Justice William O. Douglas, in a dissent that was also signed by Chief Justice Earl Warren and Justice Hugo Black, wrote that “the blunt truth’’ was that Ms. Walker was fired not for any misconduct but for “her legitimate labor union activities or because of her political ideology or belief.’’
During the 1950s she helped represent 14 clients who had been convicted under the Smith Act of advocating the violent overthrow of the government.
In 1957, Ms. Walker, with Branton, Ben Margolis, and other lawyers, won a Supreme Court reversal of the convictions in Yates v. United States.
“We effectively did away with the Smith Act,’’ Branton said. “The government never used it again.’’
Ms. Walker took on the Powell case in 1956, when Powell was indicted by a federal grand jury on 12 counts of sedition stemming from a story he wrote for the China Weekly Review alleging the US military’s use of biological weapons during the Korean conflict.

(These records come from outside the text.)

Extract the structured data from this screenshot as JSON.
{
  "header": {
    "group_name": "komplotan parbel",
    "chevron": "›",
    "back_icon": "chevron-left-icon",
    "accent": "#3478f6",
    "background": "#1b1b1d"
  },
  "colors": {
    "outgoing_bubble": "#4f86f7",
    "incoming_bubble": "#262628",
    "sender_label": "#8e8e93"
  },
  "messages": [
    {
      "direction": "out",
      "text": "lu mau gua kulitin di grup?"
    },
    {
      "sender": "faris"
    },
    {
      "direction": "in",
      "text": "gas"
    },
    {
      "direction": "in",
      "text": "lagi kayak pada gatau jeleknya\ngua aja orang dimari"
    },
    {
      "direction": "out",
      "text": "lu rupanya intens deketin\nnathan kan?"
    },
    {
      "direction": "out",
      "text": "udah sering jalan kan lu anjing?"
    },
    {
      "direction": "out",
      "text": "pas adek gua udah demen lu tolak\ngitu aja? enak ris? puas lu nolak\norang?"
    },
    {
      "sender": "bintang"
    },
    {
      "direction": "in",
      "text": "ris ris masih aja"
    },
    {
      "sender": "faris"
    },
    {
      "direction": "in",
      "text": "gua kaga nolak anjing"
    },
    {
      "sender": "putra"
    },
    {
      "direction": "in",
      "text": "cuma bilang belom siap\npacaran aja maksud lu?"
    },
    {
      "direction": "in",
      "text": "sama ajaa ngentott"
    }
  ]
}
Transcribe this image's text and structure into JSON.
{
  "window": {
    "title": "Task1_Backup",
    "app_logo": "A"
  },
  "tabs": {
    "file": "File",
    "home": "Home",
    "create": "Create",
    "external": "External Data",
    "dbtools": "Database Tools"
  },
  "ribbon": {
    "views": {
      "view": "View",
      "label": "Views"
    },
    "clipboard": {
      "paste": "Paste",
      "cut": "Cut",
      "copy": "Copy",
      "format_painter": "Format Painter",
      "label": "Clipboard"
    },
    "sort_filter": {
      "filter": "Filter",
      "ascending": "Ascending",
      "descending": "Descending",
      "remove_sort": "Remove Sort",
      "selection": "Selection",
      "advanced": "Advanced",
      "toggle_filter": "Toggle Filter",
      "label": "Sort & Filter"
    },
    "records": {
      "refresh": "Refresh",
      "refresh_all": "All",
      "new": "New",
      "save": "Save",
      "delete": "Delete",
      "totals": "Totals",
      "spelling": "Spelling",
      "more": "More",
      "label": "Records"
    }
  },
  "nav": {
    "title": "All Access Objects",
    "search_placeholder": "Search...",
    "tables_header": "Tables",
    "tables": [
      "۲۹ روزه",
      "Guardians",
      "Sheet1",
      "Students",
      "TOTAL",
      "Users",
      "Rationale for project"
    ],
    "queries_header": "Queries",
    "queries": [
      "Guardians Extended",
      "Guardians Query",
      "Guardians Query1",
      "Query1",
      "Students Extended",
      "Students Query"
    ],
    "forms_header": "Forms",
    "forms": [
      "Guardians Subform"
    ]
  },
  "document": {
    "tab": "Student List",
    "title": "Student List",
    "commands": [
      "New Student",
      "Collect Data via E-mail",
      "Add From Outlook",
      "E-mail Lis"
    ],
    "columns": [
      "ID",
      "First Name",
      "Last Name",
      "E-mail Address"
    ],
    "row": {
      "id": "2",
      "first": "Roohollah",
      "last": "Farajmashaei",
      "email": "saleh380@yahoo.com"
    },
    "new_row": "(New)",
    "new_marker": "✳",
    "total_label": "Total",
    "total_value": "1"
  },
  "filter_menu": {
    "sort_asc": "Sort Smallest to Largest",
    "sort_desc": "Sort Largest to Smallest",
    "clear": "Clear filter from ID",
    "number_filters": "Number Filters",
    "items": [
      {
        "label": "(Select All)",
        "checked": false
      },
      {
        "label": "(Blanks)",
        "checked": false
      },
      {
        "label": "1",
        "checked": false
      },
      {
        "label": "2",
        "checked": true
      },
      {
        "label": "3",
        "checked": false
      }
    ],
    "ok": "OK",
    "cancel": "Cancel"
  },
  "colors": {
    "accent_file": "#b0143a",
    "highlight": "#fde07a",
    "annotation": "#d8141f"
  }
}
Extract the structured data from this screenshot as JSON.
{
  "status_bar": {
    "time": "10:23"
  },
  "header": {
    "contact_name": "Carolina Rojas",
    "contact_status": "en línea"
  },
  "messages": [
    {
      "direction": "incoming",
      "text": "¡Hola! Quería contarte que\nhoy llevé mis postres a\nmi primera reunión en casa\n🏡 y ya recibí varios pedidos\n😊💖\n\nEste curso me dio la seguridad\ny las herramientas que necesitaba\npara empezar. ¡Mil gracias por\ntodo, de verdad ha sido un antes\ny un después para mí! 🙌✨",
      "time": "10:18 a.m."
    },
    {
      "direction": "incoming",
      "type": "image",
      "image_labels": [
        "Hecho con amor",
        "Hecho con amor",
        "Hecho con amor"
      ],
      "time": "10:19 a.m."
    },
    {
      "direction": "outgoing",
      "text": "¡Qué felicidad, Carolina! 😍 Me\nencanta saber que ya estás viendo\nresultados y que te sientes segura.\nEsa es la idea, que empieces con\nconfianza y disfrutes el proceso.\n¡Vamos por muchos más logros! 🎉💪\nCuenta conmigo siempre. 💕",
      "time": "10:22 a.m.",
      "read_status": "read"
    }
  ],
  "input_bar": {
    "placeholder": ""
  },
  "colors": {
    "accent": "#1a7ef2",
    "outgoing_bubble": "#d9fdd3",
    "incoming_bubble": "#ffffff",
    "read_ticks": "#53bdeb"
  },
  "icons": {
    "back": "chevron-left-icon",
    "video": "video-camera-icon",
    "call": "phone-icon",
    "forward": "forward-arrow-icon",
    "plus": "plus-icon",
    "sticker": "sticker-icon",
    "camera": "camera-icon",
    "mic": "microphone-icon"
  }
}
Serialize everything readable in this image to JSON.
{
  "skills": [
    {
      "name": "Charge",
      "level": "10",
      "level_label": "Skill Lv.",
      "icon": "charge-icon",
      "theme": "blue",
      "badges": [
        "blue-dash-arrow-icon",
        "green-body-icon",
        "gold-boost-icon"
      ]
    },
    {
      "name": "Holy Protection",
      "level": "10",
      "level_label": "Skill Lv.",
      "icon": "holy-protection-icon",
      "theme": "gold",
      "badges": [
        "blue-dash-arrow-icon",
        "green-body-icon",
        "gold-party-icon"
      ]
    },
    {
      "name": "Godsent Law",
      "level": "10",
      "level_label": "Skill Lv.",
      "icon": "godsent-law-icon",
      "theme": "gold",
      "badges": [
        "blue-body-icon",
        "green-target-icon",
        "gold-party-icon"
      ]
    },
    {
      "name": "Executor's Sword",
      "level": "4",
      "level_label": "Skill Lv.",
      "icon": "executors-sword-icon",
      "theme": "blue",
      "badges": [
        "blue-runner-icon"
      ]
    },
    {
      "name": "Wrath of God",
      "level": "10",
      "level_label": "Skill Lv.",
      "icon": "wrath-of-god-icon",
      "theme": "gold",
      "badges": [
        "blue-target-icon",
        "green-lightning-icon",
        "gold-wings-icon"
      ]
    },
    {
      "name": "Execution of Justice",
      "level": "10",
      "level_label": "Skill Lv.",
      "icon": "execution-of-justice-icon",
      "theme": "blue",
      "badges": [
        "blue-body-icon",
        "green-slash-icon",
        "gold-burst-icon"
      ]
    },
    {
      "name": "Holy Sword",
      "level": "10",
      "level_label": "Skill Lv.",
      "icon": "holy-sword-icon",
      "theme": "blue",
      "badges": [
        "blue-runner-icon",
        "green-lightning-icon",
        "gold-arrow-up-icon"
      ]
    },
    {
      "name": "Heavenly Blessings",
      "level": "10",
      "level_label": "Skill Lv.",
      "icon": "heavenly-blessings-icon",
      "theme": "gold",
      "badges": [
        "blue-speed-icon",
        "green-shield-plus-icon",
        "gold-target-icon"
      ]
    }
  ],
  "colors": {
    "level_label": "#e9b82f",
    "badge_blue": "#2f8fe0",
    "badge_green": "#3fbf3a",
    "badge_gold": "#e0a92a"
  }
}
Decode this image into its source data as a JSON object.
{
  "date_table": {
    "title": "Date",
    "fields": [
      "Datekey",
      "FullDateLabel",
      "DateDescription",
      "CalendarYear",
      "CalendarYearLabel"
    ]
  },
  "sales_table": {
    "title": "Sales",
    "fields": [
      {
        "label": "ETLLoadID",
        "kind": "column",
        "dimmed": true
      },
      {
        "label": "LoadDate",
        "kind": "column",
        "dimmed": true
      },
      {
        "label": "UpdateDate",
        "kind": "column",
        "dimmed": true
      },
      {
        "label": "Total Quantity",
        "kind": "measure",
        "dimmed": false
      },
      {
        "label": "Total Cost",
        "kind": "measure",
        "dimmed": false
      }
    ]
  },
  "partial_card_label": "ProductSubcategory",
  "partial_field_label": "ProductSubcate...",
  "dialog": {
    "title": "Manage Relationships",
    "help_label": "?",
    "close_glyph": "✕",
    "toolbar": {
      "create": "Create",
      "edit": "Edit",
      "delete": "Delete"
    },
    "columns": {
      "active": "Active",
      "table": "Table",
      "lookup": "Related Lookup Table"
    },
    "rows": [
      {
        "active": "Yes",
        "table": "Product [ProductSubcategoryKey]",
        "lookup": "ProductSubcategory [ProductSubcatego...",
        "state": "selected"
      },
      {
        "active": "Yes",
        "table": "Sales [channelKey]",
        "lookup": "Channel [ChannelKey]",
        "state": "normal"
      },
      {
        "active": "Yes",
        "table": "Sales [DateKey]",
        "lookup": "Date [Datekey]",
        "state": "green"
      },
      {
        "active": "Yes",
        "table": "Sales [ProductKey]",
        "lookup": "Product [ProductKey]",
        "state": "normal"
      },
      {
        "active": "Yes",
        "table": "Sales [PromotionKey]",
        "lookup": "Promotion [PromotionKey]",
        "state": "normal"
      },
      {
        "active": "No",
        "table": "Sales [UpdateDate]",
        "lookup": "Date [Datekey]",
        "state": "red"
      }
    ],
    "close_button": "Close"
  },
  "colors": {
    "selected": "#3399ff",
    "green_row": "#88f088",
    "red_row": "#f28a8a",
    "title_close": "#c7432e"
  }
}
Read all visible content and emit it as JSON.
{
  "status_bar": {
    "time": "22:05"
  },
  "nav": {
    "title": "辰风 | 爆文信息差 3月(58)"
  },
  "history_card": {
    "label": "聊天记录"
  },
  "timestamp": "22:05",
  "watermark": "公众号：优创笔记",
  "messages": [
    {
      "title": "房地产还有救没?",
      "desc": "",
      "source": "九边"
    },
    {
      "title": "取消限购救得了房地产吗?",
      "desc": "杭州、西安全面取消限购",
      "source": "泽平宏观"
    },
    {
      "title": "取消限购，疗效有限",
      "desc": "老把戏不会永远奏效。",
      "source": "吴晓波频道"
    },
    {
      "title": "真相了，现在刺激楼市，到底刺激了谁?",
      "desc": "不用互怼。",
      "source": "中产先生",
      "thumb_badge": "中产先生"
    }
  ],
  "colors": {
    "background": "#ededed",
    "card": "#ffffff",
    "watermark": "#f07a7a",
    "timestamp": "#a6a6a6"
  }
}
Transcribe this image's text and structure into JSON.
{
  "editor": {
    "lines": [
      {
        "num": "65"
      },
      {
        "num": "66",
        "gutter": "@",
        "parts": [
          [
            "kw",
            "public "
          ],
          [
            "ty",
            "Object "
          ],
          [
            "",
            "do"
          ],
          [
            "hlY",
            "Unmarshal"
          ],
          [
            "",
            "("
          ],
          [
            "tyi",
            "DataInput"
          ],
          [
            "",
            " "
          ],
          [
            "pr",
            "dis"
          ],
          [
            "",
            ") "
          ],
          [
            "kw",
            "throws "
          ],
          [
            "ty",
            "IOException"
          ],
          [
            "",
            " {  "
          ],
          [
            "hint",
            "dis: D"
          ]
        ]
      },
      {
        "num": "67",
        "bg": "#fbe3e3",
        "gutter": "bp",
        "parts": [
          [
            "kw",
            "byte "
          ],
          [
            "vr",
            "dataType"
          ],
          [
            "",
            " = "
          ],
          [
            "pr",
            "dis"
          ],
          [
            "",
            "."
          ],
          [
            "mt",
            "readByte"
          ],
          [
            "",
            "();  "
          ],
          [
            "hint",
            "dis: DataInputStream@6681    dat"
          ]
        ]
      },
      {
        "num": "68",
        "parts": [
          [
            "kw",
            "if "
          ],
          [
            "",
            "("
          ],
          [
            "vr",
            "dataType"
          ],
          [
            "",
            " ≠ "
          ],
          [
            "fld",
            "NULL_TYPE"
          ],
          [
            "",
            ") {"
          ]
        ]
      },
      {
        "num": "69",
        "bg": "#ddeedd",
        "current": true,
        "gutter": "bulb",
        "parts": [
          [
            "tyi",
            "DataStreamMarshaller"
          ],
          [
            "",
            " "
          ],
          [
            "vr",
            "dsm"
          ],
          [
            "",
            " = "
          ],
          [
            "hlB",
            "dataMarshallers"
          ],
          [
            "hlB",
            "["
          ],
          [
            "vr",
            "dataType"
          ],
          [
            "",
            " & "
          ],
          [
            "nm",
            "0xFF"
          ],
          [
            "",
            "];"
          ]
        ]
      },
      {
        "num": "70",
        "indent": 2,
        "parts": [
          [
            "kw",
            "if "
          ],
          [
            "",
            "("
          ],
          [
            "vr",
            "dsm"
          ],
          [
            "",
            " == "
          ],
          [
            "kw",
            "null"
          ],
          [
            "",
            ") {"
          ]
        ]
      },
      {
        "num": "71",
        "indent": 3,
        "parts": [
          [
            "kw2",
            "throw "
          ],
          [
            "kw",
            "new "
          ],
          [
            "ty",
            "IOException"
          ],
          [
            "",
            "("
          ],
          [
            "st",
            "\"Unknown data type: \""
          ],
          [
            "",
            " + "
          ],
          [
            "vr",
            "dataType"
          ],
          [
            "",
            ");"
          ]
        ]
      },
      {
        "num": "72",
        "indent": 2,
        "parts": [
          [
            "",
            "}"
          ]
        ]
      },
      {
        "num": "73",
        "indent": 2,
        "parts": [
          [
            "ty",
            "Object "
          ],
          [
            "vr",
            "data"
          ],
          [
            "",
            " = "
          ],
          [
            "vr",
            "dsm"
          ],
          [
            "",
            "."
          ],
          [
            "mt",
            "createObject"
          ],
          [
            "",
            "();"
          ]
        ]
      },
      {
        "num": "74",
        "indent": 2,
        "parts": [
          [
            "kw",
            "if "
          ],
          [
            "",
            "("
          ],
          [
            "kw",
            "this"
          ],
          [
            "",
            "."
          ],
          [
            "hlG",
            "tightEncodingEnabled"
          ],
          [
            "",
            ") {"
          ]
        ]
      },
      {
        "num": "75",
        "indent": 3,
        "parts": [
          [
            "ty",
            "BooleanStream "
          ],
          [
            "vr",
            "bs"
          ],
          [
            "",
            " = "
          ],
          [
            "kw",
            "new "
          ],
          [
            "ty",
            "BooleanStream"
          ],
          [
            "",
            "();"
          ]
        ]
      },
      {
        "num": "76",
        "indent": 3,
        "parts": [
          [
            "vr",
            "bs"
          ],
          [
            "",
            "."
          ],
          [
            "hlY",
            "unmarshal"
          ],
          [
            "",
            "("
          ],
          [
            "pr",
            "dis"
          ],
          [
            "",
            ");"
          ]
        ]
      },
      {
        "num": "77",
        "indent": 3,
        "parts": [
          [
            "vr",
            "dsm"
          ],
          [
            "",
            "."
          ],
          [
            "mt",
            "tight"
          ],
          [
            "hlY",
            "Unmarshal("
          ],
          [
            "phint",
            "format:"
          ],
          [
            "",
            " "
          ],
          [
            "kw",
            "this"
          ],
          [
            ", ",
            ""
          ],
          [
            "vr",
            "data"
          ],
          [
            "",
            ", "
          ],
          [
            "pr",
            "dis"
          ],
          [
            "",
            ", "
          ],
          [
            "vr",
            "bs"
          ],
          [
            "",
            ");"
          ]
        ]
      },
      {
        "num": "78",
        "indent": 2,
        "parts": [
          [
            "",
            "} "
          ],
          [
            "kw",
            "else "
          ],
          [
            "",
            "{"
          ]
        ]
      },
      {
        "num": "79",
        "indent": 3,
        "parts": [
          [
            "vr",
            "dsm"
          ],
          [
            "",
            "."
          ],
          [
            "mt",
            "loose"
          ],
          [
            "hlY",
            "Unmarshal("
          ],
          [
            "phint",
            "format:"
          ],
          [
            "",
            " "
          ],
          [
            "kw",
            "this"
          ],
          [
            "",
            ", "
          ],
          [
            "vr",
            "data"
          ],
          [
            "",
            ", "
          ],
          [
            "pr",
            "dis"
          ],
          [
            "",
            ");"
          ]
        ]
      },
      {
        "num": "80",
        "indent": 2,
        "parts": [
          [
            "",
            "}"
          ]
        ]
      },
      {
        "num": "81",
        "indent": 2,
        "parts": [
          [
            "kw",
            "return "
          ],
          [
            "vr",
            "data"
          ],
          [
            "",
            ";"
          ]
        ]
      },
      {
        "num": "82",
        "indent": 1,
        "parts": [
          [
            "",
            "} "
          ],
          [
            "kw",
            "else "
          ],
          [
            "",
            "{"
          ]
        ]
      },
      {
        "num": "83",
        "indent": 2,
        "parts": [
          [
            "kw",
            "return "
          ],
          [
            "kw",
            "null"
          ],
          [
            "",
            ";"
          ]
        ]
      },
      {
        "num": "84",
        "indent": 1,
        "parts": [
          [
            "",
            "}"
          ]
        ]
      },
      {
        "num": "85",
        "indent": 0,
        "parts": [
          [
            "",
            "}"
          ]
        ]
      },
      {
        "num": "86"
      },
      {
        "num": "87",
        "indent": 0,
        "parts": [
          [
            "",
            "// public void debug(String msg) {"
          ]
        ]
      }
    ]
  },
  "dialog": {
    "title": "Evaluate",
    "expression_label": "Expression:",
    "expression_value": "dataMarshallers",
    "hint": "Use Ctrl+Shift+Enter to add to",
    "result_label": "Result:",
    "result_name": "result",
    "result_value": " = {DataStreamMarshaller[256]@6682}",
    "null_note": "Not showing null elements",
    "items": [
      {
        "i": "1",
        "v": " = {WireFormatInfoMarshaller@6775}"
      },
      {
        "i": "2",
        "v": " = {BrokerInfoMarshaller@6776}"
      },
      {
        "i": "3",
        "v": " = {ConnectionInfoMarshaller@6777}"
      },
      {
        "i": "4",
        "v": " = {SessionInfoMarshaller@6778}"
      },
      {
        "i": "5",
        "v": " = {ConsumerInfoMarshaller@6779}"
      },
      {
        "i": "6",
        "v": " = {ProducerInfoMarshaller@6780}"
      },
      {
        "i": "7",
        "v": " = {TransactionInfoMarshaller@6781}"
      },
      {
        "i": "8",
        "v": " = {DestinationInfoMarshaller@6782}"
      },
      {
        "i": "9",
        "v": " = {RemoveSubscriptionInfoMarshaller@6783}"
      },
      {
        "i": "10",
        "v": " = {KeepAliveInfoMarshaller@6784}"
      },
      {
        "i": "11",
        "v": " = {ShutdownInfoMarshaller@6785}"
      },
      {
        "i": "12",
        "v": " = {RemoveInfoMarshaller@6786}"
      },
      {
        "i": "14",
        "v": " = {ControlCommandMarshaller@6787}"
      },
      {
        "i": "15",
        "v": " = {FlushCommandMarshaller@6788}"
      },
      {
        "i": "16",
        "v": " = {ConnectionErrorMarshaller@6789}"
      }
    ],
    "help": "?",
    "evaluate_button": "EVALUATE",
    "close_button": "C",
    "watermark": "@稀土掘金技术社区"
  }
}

The case ended within days of the start of the 1959 trial after San Francisco newspapers misconstrued the judge’s remarks and erroneously reported that he believed Powell was guilty of treason, a far more serious crime.
Ms. Walker won a mistrial on the grounds that the news coverage had been inflammatory and could taint jury proceedings.
The Powell case “entered US criminal law as one of the earliest precedents for declaring a mistrial because of prejudicial publicity,’’ Neil L. O’Brien wrote in a 2003 book on Powell’s long legal battle.
From 1961 to 1977, Ms. Walker was a partner in a law practice with Robert Treuhaft, a prominent leftist who was married to Ms. Walker’s close friend, writer Jessica Mitford.
The firm, Treuhaft, Walker and Burnstein, hired Hillary Rodham, the future first lady and secretary of state, as a summer intern in 1971.
During the 1970s, Ms. Walker promoted civil and human rights as vice president of the International Association of Democratic Lawyers.
In 1996 she served as one of eight international observers at hearings on the harms of apartheid held by the South African Truth and Reconciliation Commission.
In 2005, she was reunited with Davis and other members of the defense team on a panel at Harvard moderated by Ogletree. Ogletree called the Davis defense lawyers “the true Dream Team of the legal profession.’’
Ms. Walker was married for 25 years to Mason Roberson, a founder of The Spokesman, one of the first black newspapers in the San Francisco Bay Area. He died in 1977.
In addition to her daughter, she leaves a sister, Jean Zembrosky, of Minneapolis, and a granddaughter, Iris Tamara Roberson Feldman of San Francisco.